In-session marketing, a form of inbound marketing that attempts to analyze and influence the purchasing decisions of web and app users, is often difficult to implement. With so much competition for consumer attention these days, it’s rare for a brand to make a lasting first impression. According to Microsoft Research, people only spend about 10 seconds on a company’s home page if the page doesn’t immediately connect with a marketing message.
Debjani Deb, Manish Malhotra and Arnab Mukherjee, co-founders of in-session marketing platform ZineOne, faced obstacles around customer tracking firsthand in their previous jobs. Deb previously co-founded EmPower, a company that provided social media research and media monitoring tools, while Malhotra started her own company, Social Lair, to develop social media capabilities for large companies. As for Mukherjee, he left Oracle to start Udichi, a computing platform for “big data” analytics.
In the early days of ZineOne, Deb, Malhotra and Mukherjee gathered at the Milpitas Library in Santa Clara and in local coffee shops to speculate on the direction of network marketing technology. They came to the conclusion that capturing user decisions in real time was key to increasing conversions, thus launching ZineOne’s first series of products.
After attracting clients such as Men’s Wearhouse, Wynn Resorts, Advance Auto Parts and Kohl’s, ZineOne has raised $27.4 million in Series C funding, the company announced today. SignalFire led the round, with Norwest and others participating, bringing ZineOne’s total value to $42 million.
“We believe in-session marketing is a critical and perhaps the most important component of modern marketing for brands in a privacy-prioritized world,” Deb told TechCrunch in an email interview. “What session marketing ultimately achieves is allowing brands to capture the optimal amount of conversion on their website, resulting in more efficient pre-purchase monetization and less reliance on remarketing strategies.”
At a high level, ZineOne – which caters specifically to e-commerce brands – uses AI to evaluate behavior and personalize individual user experiences on the website and app.

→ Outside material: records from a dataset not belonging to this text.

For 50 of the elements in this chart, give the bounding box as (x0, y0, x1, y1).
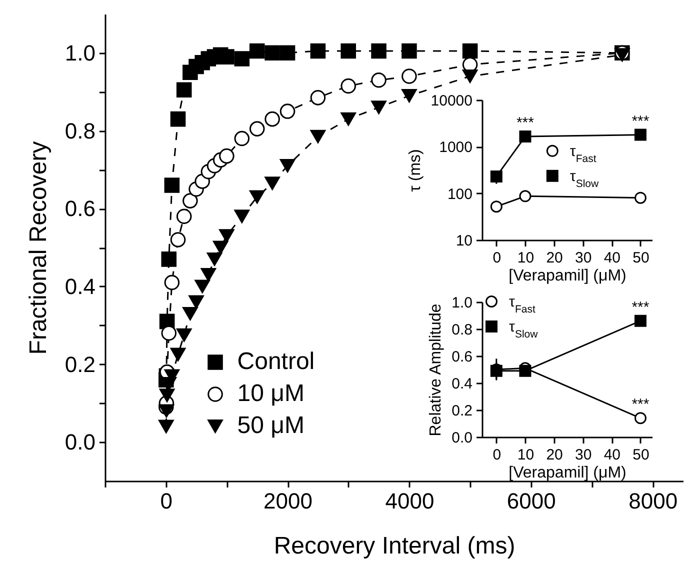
x-tick-label: 40 (604, 250, 621, 266)
y-tick-label: 0.4 (452, 376, 472, 392)
y-tick-label: 100 (447, 186, 472, 203)
x-tick-label: 2000 (264, 488, 313, 514)
y-tick-label: 0.0 (452, 430, 472, 446)
x-tick-label: 4000 (385, 488, 434, 514)
legend-label: τ$_{Slow}$ (509, 318, 538, 340)
x-tick-label: 0 (160, 488, 172, 514)
legend-label: 50 μM (237, 412, 304, 440)
x-tick-label: 50 (632, 250, 650, 266)
y-tick-label: 0.8 (64, 118, 96, 144)
legend-label: Control (237, 348, 315, 376)
y-tick-label: 0.4 (64, 274, 96, 299)
annotation: *** (632, 112, 650, 130)
x-axis-title: Recovery Interval (ms) (274, 532, 516, 560)
x-tick-label: 0 (492, 446, 502, 464)
x-tick-label: 10 (517, 446, 534, 464)
y-tick-label: 0.0 (64, 430, 96, 455)
y-tick-label: 10000 (430, 92, 472, 110)
y-tick-label: 0.2 (452, 402, 472, 420)
legend-label: τ$_{Fast}$ (509, 294, 536, 316)
x-tick-label: 0 (492, 250, 502, 266)
y-tick-label: 0.8 (452, 322, 472, 338)
x-tick-label: 20 (546, 250, 563, 266)
y-tick-label: 0.6 (64, 196, 96, 222)
y-axis-title: τ (ms) (406, 149, 424, 192)
legend-label: τ$_{Fast}$ (570, 142, 596, 165)
annotation: *** (516, 114, 534, 132)
x-tick-label: 20 (546, 446, 563, 464)
x-axis-title: [Verapamil] (μM) (508, 464, 626, 482)
y-axis-title: Relative Amplitude (428, 304, 445, 436)
y-tick-label: 10 (456, 232, 472, 250)
y-tick-label: 0.6 (452, 348, 472, 366)
y-tick-label: 0.2 (64, 352, 96, 377)
legend-label: τ$_{Slow}$ (570, 168, 600, 190)
annotation: *** (632, 298, 650, 316)
y-tick-label: 1.0 (64, 40, 96, 66)
y-tick-label: 1.0 (452, 294, 472, 312)
x-tick-label: 30 (575, 446, 592, 464)
legend-label: 10 μM (237, 380, 304, 408)
annotation: *** (632, 396, 650, 414)
x-tick-label: 6000 (506, 488, 556, 514)
x-axis-title: [Verapamil] (μM) (508, 268, 626, 284)
y-tick-label: 1000 (439, 139, 472, 156)
x-tick-label: 8000 (628, 488, 678, 514)
x-tick-label: 50 (632, 446, 650, 464)
x-tick-label: 10 (517, 250, 534, 266)
x-tick-label: 30 (575, 250, 592, 266)
y-axis-title: Fractional Recovery (24, 141, 52, 355)
x-tick-label: 40 (604, 446, 621, 464)
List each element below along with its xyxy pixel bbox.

By observing a visitor’s first clicks or taps, the platform can seemingly personalize the messages, discount offers and product recommendations it sees in real time.
It’s worth noting that, at least according to some surveys, a large portion of consumers disagree any a way to track behavior for marketing. Part of the pushback may stem from concerns about bias in AI systems, which can affect the experiences of certain customer segments. But Deb argues that ZineOne has safeguards in place to ease those fears.
For example, ZineOne uses anonymized session data to perform its analysis, Deb says — primarily a “granular set of behavioral events” for each visitor, including product detail views, cart updates and checkouts. Because the platform’s segmentation is derived from short-term behaviors, it doesn’t need to store longitudinal identity or profile data, she says.
“ZineOne’s in-session marketing platform is focused on these three main pillars: understanding the in-session behavior of anonymous visitors (not just known customers), predicting outcomes, and taking the optimal set of actions during the session,” said Deb. “ZineOne’s pre-purchase prediction model tells [brands] in 5 clicks which anonymous visitors are most likely to make a purchase, who is on the fence and who is unlikely to buy in this session. They can then trigger experiences in line with the consumer’s propensity to buy today, now, in this moment.”
ZineOne isn’t the only platform applying data analytics to drive e-commerce personalization. DynamicYield, which was acquired by McDonald’s in 2019 before being sold to Mastercard, uses AI to personalize content on websites, make product recommendations and even dynamically change the look of web streams. There’s also Metrical, which knows who visits the site, who is likely to decline or abandon their cart, and “hyper-targets” those potential customers to convince them to keep shopping.
But Deb argues that where ZineOne differs is the breadth of its AI system, which can also predict friction levels during the buying process and price sensitivity at certain points in the session. The current product roadmap is focused on building new predictive models and creating new data visualizations, she said, as well as launching a self-service dashboard.
ZineOne also plans to expand its workforce, growing by 70% by the end of the year.
“ZineOne offers end-users a better browsing and personalized shopping experience without compromising their privacy through cookie tracking and shadow profiling… are on the rise for marketers,” said Deb. “The retail industry saw tremendous growth in e-commerce during the height of the pandemic and now faces different challenges as the economy slows and inflation rises. ZineOne solves a blind spot for these big brands, addressing the needs of the anonymous consumer and instantly recognizing what is happening while the consumer is actively engaged with the brand.”